Phonecall led to Barclays rate-rigging actions

A phone call between Barclays boss Bob Diamond and the Bank of Englandultimately led to some of the rate-rigging actions at the heart of the ongoing banking scandal, the bank said yesterday.

Jerry Del Missier, who was president of investment arm Barclays Capital at the time, told staff to lower the key interbank lending rate after misunderstanding Mr Diamond’s account of the conversation with the BoE deputy governor Paul Tucker.

The details of the conversation were disclosed in documents submitted to the Treasury Select Committee ahead of Mr Diamond’s appearance before British MPs tomorrow.

The submission was released after Mr Diamond and Mr del Missier stepped down with immediate effect following increased pressure from politicians, shareholders and former Barclays directors.

Barclays has submitted a copy of Mr Diamond’s note, sent on Oct 30, 2008, to Mr del Missier, and then chief executive John Varley, on his conversation with Paul Tucker, to the Select Committee.

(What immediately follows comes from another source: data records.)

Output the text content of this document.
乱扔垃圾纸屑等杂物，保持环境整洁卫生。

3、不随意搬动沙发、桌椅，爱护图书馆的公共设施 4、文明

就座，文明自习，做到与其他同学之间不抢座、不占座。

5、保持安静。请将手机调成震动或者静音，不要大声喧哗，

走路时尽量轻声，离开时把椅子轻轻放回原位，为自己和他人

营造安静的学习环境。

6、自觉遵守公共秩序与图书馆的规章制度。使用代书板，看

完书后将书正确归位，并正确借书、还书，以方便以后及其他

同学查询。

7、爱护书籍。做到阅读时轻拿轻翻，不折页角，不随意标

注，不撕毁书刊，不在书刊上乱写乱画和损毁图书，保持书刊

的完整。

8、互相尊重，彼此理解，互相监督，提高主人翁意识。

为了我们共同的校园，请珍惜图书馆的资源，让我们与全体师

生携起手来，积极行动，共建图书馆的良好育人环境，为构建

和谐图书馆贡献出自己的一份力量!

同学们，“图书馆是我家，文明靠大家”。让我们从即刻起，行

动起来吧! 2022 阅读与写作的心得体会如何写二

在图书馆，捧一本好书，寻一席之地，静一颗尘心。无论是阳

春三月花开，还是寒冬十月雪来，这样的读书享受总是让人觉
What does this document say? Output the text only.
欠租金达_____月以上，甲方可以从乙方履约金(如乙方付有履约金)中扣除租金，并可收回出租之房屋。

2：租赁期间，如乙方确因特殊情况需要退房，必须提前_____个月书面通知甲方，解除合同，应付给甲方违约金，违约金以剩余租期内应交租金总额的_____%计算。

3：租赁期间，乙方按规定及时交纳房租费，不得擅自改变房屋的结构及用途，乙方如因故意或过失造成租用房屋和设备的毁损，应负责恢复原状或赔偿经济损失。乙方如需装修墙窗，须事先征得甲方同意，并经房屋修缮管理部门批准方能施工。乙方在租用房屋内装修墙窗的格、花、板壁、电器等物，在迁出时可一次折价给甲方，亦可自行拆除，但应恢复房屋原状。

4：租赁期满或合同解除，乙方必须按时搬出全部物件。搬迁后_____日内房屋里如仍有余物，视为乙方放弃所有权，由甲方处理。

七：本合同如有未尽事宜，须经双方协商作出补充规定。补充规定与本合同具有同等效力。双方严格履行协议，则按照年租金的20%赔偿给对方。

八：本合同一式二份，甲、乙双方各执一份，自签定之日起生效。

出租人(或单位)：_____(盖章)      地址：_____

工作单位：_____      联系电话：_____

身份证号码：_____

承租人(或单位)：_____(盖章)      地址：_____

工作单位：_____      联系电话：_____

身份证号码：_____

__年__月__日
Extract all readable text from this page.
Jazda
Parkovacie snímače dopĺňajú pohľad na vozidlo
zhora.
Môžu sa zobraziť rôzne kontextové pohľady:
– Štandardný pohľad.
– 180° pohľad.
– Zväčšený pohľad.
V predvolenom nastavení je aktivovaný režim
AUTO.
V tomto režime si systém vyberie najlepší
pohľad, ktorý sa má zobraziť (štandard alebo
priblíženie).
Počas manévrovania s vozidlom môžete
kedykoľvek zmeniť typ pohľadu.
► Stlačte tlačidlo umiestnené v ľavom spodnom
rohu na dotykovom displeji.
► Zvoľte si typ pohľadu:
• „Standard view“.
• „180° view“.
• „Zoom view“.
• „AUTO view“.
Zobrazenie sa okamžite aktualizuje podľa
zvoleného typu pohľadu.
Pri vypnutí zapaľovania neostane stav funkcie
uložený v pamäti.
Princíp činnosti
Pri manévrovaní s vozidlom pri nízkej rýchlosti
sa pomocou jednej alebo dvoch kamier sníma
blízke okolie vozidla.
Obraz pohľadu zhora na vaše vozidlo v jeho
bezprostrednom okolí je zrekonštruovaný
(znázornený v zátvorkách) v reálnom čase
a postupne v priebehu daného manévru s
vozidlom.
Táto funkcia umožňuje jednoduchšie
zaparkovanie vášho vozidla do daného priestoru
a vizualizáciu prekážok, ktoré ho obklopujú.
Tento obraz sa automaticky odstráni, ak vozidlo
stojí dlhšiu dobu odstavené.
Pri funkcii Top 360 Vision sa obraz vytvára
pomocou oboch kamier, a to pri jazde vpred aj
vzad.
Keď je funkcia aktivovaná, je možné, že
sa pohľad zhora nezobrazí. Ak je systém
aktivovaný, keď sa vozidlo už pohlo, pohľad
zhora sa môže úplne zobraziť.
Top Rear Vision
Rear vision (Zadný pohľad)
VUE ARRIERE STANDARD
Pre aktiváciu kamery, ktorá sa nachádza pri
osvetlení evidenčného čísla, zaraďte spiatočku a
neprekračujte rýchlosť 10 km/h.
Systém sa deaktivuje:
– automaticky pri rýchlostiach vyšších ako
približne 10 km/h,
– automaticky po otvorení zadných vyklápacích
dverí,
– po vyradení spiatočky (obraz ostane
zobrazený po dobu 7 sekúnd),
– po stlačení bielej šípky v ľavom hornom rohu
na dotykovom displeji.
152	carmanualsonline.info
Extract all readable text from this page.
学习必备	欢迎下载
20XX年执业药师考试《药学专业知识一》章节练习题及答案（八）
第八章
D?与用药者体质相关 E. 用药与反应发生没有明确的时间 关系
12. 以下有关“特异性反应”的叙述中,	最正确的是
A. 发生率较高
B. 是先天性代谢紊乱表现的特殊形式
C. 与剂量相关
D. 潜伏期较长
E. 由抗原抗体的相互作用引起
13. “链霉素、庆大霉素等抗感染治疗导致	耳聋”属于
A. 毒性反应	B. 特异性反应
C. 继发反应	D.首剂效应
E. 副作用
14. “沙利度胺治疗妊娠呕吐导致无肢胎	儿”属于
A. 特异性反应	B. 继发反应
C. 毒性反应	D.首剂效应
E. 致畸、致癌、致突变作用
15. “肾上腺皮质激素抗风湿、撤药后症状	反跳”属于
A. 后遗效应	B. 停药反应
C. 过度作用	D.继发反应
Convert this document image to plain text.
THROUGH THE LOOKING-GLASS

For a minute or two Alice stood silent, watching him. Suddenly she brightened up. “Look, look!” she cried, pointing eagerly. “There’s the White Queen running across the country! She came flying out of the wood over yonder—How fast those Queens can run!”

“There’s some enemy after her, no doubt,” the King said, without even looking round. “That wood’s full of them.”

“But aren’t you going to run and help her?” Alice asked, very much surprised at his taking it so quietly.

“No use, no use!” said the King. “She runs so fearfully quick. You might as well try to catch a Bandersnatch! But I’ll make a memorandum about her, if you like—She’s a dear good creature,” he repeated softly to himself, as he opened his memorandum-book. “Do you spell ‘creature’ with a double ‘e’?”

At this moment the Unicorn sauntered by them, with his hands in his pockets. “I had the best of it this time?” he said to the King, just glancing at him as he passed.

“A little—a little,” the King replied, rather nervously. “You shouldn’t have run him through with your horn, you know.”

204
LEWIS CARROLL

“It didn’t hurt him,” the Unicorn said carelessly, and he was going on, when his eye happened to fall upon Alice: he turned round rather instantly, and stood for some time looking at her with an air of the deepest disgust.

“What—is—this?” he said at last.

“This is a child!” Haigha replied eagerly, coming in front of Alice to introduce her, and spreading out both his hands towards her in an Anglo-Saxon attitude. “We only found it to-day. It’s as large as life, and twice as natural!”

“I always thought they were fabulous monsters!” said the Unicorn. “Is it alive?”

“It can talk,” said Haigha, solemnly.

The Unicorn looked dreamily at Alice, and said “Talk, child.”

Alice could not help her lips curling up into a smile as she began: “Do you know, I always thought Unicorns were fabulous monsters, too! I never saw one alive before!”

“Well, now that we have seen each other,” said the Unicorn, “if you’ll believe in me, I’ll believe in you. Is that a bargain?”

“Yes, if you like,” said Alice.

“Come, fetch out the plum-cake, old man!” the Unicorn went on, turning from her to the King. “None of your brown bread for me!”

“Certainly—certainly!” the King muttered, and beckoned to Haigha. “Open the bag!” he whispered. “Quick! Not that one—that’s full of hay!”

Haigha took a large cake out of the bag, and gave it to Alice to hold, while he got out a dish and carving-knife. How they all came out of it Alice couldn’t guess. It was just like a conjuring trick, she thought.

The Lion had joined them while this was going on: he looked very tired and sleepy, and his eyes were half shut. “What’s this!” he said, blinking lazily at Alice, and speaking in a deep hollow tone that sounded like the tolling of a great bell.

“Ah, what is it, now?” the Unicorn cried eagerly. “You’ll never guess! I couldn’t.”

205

Alison Carnwarth, chairman of the remuneration committee, will ask Mr Diamond, who was awarded a total of £17.7m (€22m) in 2011 alone, to hand back the bonuses, Sky News said.

The speculation comes after proxy-voting and corporate governance service firm Manifest estimated Mr Diamond had earned at least £120m since joining Barclays’ board in 2005.

Mr Diamond, 60, who was with Barclays for 16 years, is expected to “speak more freely” when he appears before MPs tomorrow now he is no longer at the helm.

Meanwhile, reports claimed Bank governor Mervyn King and Financial Services Authority chairman Adair Turner last night encouraged Mr Diamond’s exit.

Mr del Missier took up his current position in June 2012 after spending three years as co-chief executive of corporate and investment banking.

In his most recent role, Mr del Missier was responsible for overseeing the construction of a ringfence around the bank’s retail arm, separating it from the investment division, as proposed by the Independent Commission on Banking last year.

Chancellor George Osborne, who announced on Monday a parliamentary probe into banking standards, said Mr Diamond made the “right decision” for the bank and for the country.

Chairman Marcus Agius, who resigned over the affair on Monday, will remain with the bank to lead the search for a new chief executive before stepping down at a later date.

Despite mounting calls for his departure, Mr Diamond’s exit came as a shock as he had showed no signs of leaving his position after pledging to see an internal review through to the end.

Mr Osborne said that a parliamentary review, led by Treasury Select Committee chairman Andrew Tyrie, will look at “transparency, conflicts of interest, culture and the professional standards” in the banking industry.

Speaking after Mr Diamond’s resignation, Mr Osborne said: “I think he has clearly taken the view that Barclays has a better future without him than with him.”